The NYTs sues Open Ai–Why the case is not a slam-dunk for the NYTs

The NYTs’ lawsuit against Open Ai, filed last week, is going viral. Some are predicting it will be a major blow to Open Ai and related companies and technology:

Complaint (PDF).

The NY Times Lawsuit Against OpenAI Would Open Up The NY Times To All Sorts Of Lawsuits Should It Win.

Things are about to get a lot worse for Generative AI.

This is what I predicted would happen, in an article from as far back as April 2023:

Another problem with Chat GPT is gathering the necessary data, which involves crawling and organizing huge troves of content. This makes it like Google, but the difference is Chat GPT is like a parasite in that it offers nothing in return for having crawled your data, whereas Google drives traffic and ad revenue to publishers, which makes it worthwhile for both parties. This will compel publishers to block access to entities associated with Chat GPT or demand some other form of credit, remittance, or attribution. Some may be surprised to learn even simple things like song lyrics can be copyrighted. The question if AI-generated art can be copyrighted is hotly debated, but if copyrighted/trademarked works are appropriated by AI for commercial purposes, it could run afoul of trademarks (such as selling Dall-E generated art that has Disney logos and characters in it).

Just another example of this blog almost always being right or on the forefront of things.

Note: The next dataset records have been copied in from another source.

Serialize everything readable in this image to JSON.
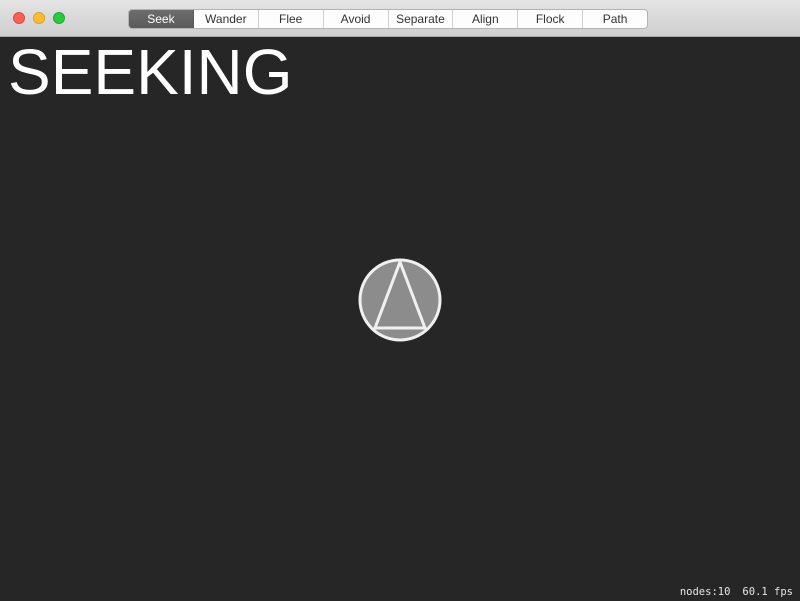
{
  "window": {
    "buttons": [
      "close",
      "minimize",
      "zoom"
    ]
  },
  "toolbar": {
    "selected": "Seek",
    "segments": [
      "Seek",
      "Wander",
      "Flee",
      "Avoid",
      "Separate",
      "Align",
      "Flock",
      "Path"
    ]
  },
  "scene": {
    "mode_label": "SEEKING",
    "background_color": "#262626",
    "agent": {
      "shape": "triangle-in-circle",
      "fill": "#8c8c8c",
      "stroke": "#f0f0f0"
    }
  },
  "stats": {
    "nodes": "nodes:10",
    "fps": "60.1 fps"
  }
}
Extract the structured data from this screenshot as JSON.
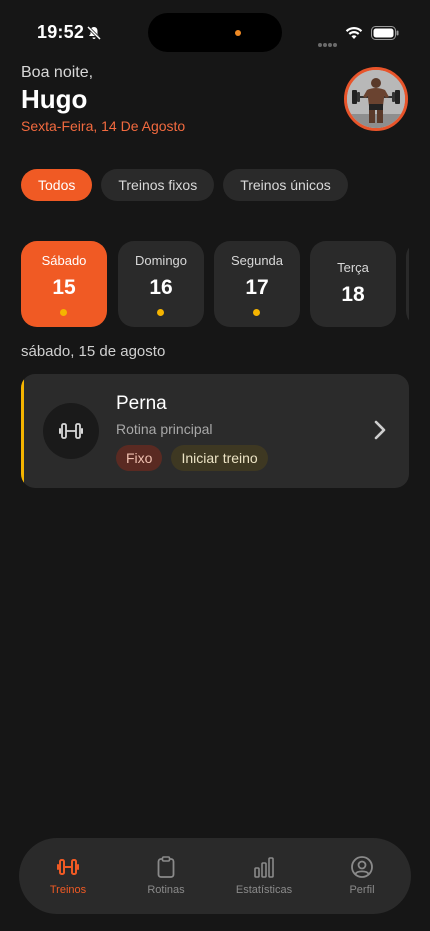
{
  "status_bar": {
    "time": "19:52"
  },
  "header": {
    "greeting": "Boa noite,",
    "name": "Hugo",
    "date": "Sexta-Feira, 14 De Agosto"
  },
  "filters": [
    {
      "label": "Todos",
      "active": true
    },
    {
      "label": "Treinos fixos",
      "active": false
    },
    {
      "label": "Treinos únicos",
      "active": false
    }
  ],
  "days": [
    {
      "name": "Sábado",
      "number": "15",
      "has_dot": true,
      "active": true
    },
    {
      "name": "Domingo",
      "number": "16",
      "has_dot": true,
      "active": false
    },
    {
      "name": "Segunda",
      "number": "17",
      "has_dot": true,
      "active": false
    },
    {
      "name": "Terça",
      "number": "18",
      "has_dot": false,
      "active": false
    }
  ],
  "selected_date": "sábado, 15 de agosto",
  "workout": {
    "title": "Perna",
    "subtitle": "Rotina principal",
    "tag_type": "Fixo",
    "action": "Iniciar treino",
    "icon": "dumbbell-icon"
  },
  "nav": [
    {
      "label": "Treinos",
      "icon": "dumbbell-icon",
      "active": true
    },
    {
      "label": "Rotinas",
      "icon": "clipboard-icon",
      "active": false
    },
    {
      "label": "Estatísticas",
      "icon": "bar-chart-icon",
      "active": false
    },
    {
      "label": "Perfil",
      "icon": "user-circle-icon",
      "active": false
    }
  ],
  "colors": {
    "accent": "#f05a24",
    "dot": "#f5b400",
    "background": "#161616",
    "card": "#2b2b2b"
  }
}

However, I don’t think the lawsuit is as damning as assumed, nor are civil lawsuits the gold mine as sometimes portrayed by the media (like those huge tobacco company settlements) or popular culture. Lawsuits are easy to file, hard to win/settle, and even harder to collect. The NYTs faces a major uphill battle at even achieving a positively remunerative outcome, let alone collecting actual cash.

My prediction is little or nothing will come of it. More likely a sealed settlement or more possible a partnership of sorts. It is a risk, but it’s not fatal. Ai companies being sued or threats of lawsuits for copyright are not new, and went nowhere. This is from April 2023 and it went nowhere:

Regarding the merits of the case, the NYTs’ case is not a slam-dunk. It’s complaint is that Chat’s software is scraping copyrighted, paywalled-data data for its training models.

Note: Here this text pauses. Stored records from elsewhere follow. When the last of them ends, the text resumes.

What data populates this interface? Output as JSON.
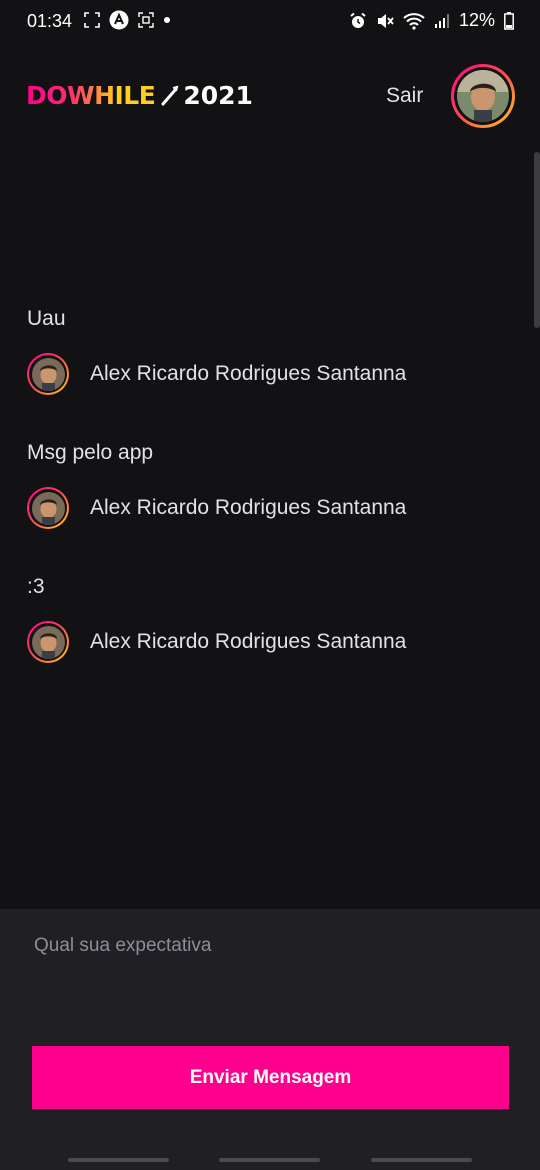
{
  "status_bar": {
    "time": "01:34",
    "battery_text": "12%",
    "icons_left": [
      "screenshot-frame-icon",
      "app-a-icon",
      "screen-record-icon",
      "notification-dot-icon"
    ],
    "icons_right": [
      "alarm-icon",
      "mute-icon",
      "wifi-icon",
      "signal-icon",
      "battery-icon"
    ]
  },
  "header": {
    "logo_text": "DOWHILE",
    "logo_year": "2021",
    "logout_label": "Sair"
  },
  "messages": [
    {
      "text": "Uau",
      "user_name": "Alex Ricardo Rodrigues Santanna"
    },
    {
      "text": "Msg pelo app",
      "user_name": "Alex Ricardo Rodrigues Santanna"
    },
    {
      "text": ":3",
      "user_name": "Alex Ricardo Rodrigues Santanna"
    }
  ],
  "composer": {
    "placeholder": "Qual sua expectativa",
    "value": "",
    "send_label": "Enviar Mensagem"
  },
  "colors": {
    "background": "#121214",
    "composer_background": "#202024",
    "accent": "#ff008e",
    "gradient_end": "#ffcd1e",
    "text": "#e1e1e6",
    "placeholder": "#8d8d99"
  }
}
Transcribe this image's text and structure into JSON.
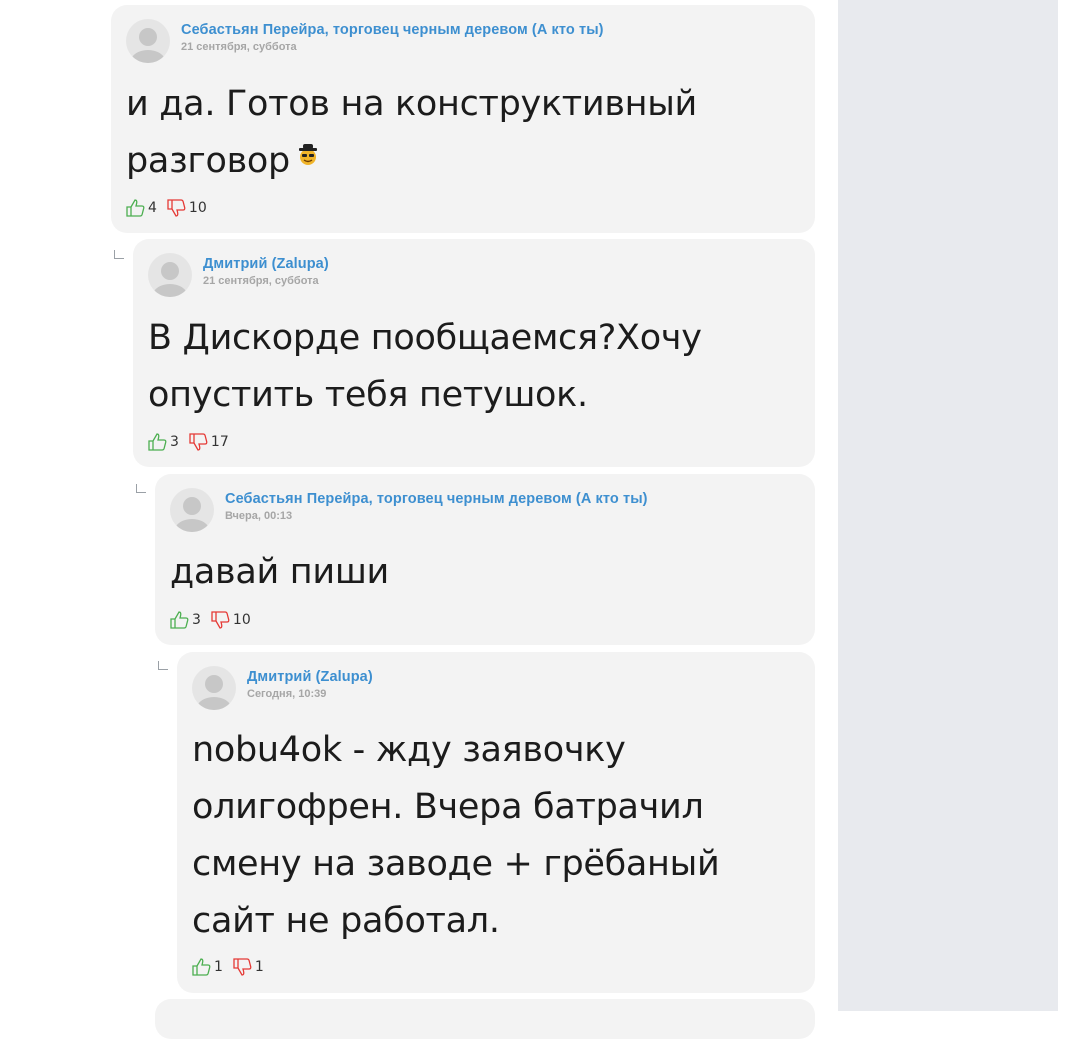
{
  "comments": [
    {
      "author": "Себастьян Перейра, торговец черным деревом (А кто ты)",
      "date": "21 сентября, суббота",
      "text": "и да. Готов на конструктивный разговор",
      "emoji": "sunglasses-hat-emoji",
      "likes": "4",
      "dislikes": "10"
    },
    {
      "author": "Дмитрий (Zalupa)",
      "date": "21 сентября, суббота",
      "text": "В Дискорде пообщаемся?Хочу опустить тебя петушок.",
      "likes": "3",
      "dislikes": "17"
    },
    {
      "author": "Себастьян Перейра, торговец черным деревом (А кто ты)",
      "date": "Вчера, 00:13",
      "text": "давай пиши",
      "likes": "3",
      "dislikes": "10"
    },
    {
      "author": "Дмитрий (Zalupa)",
      "date": "Сегодня, 10:39",
      "text": "nobu4ok - жду заявочку олигофрен. Вчера батрачил смену на заводе + грёбаный сайт не работал.",
      "likes": "1",
      "dislikes": "1"
    }
  ],
  "colors": {
    "author": "#3d8fd0",
    "like": "#4caf50",
    "dislike": "#e53935",
    "card": "#f3f3f3",
    "sidebar": "#e8eaee"
  }
}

But such access should not be possible if the paywall is set up correctly to be completely hermetic. Instead, the NYTs uses an IP-address based metered paywall, meaning overusing the same IP and or some combination of cookies triggers it, but a fresh IP and no cookie bypasses it. This is a porous paywall. The NYTs wants it both ways of having a paywall but not totally restricting the ability to read articles for free. I think this intentional porousness of the paywall weakens the NYTs’ case.

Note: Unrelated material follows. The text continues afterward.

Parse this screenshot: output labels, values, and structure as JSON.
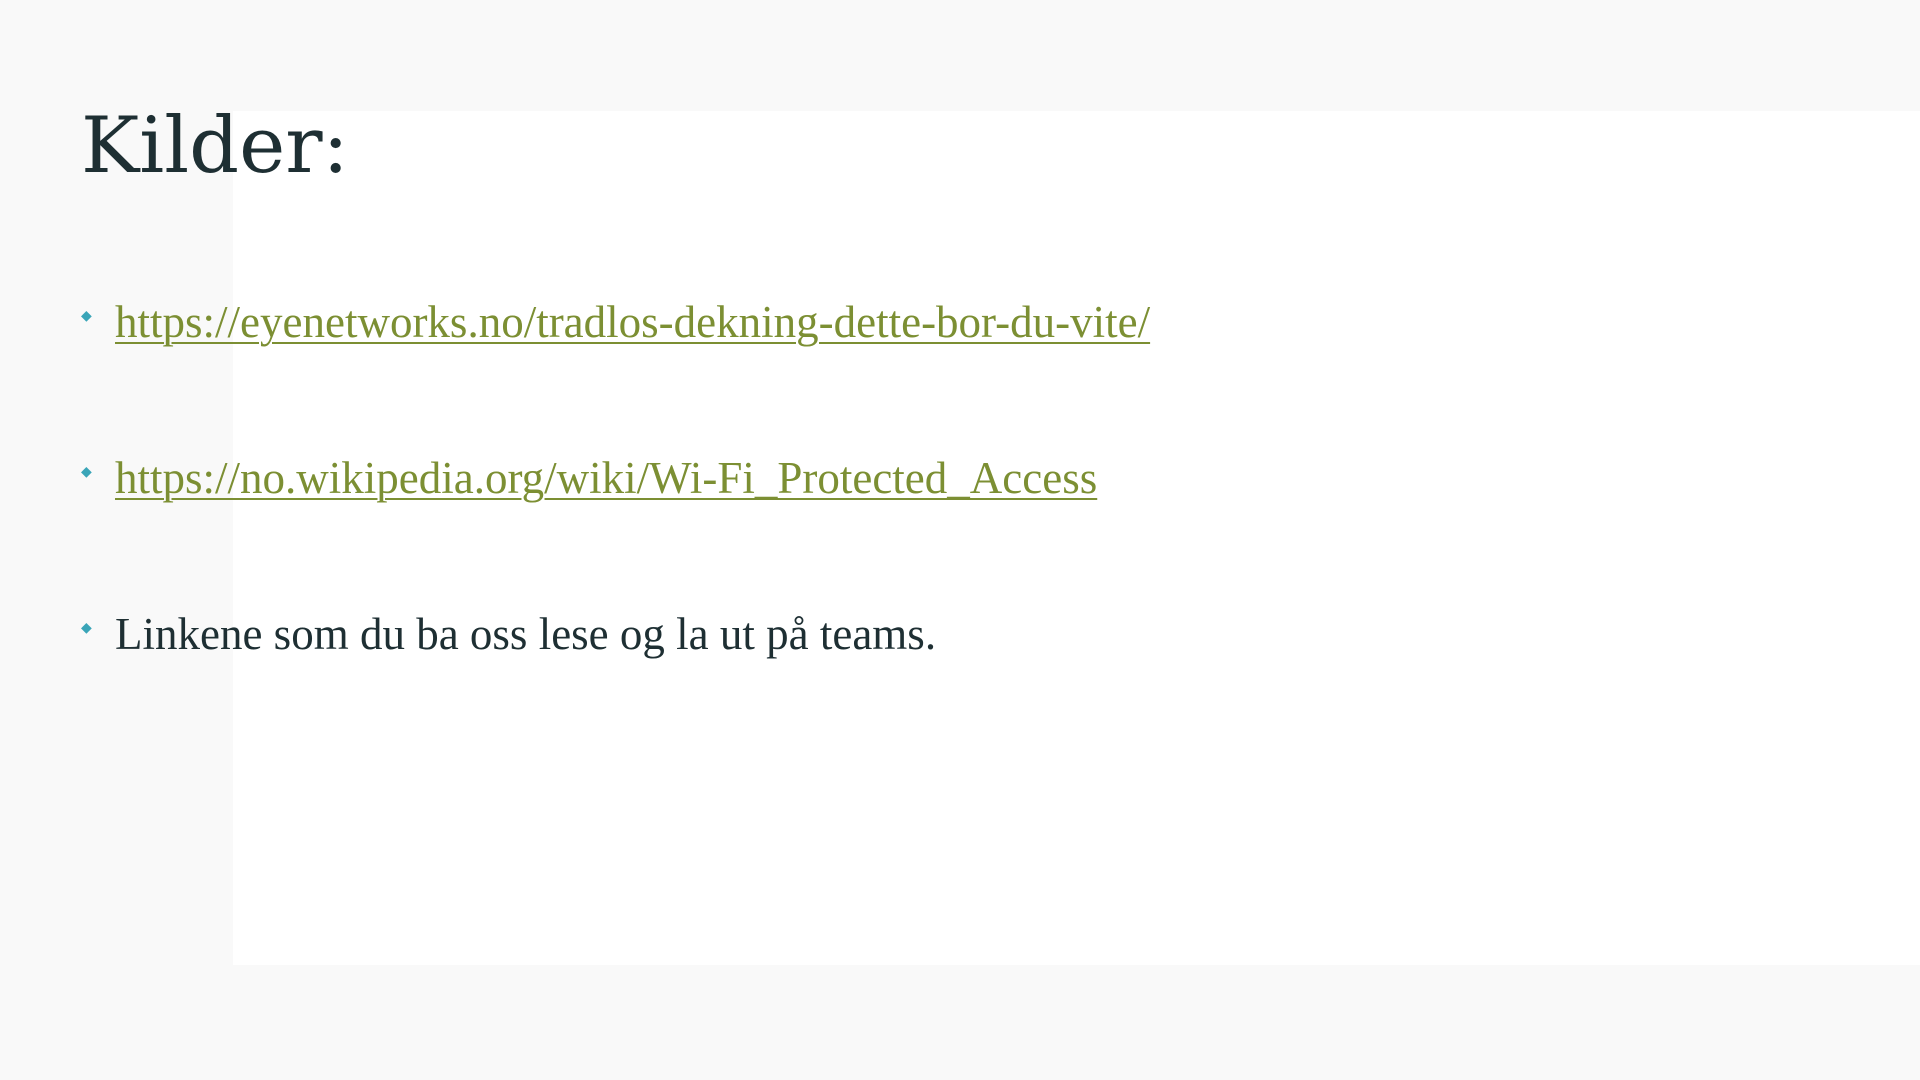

Of course one can make an argument that just because some articles are free does not permit Open Ai to unlimited access to said content. It’s like a jar of candies at a receptionists’ desk that says ‘free’ , in which it’s implicitly assumed that one does not take more than a single candy, yet GPT was taking multiple candies. Unethical, maybe, but having a deliberately porous paywall and then crying foul when one avails oneself to more free articles than expected, likely will not hold up as well. By making the candy free, it ceases being your personal property.

But the most damning argument against the NYTs is the fact it freely allows Google to automatically read and scrape its articles for the purpose of indexing and ranking. We’re not just talking a few dozen articles or IPs, but thousands of Google datacenter IPs scanning and reading thousands of NYTs articles everyday. Like Open Ai, Google uses a huge array of IP addresses to automatically scan and read NYTs’ paywalled content and use snippets of such articles in search results, and evidently the NYTs is perfectly fine with this despite not being compensated for said access.

Same for complains of copyright infringement by Hollywood and other media entities. Sure, I think Open AI may have to make some concession, but it will not by any stretch be a death blow, nor a major setback for the industry. Struggling media companies desperate for revenue and relevance are probably more then willing to work out a partnership than wage a costly, long difficult slog through the courts that they may still lose.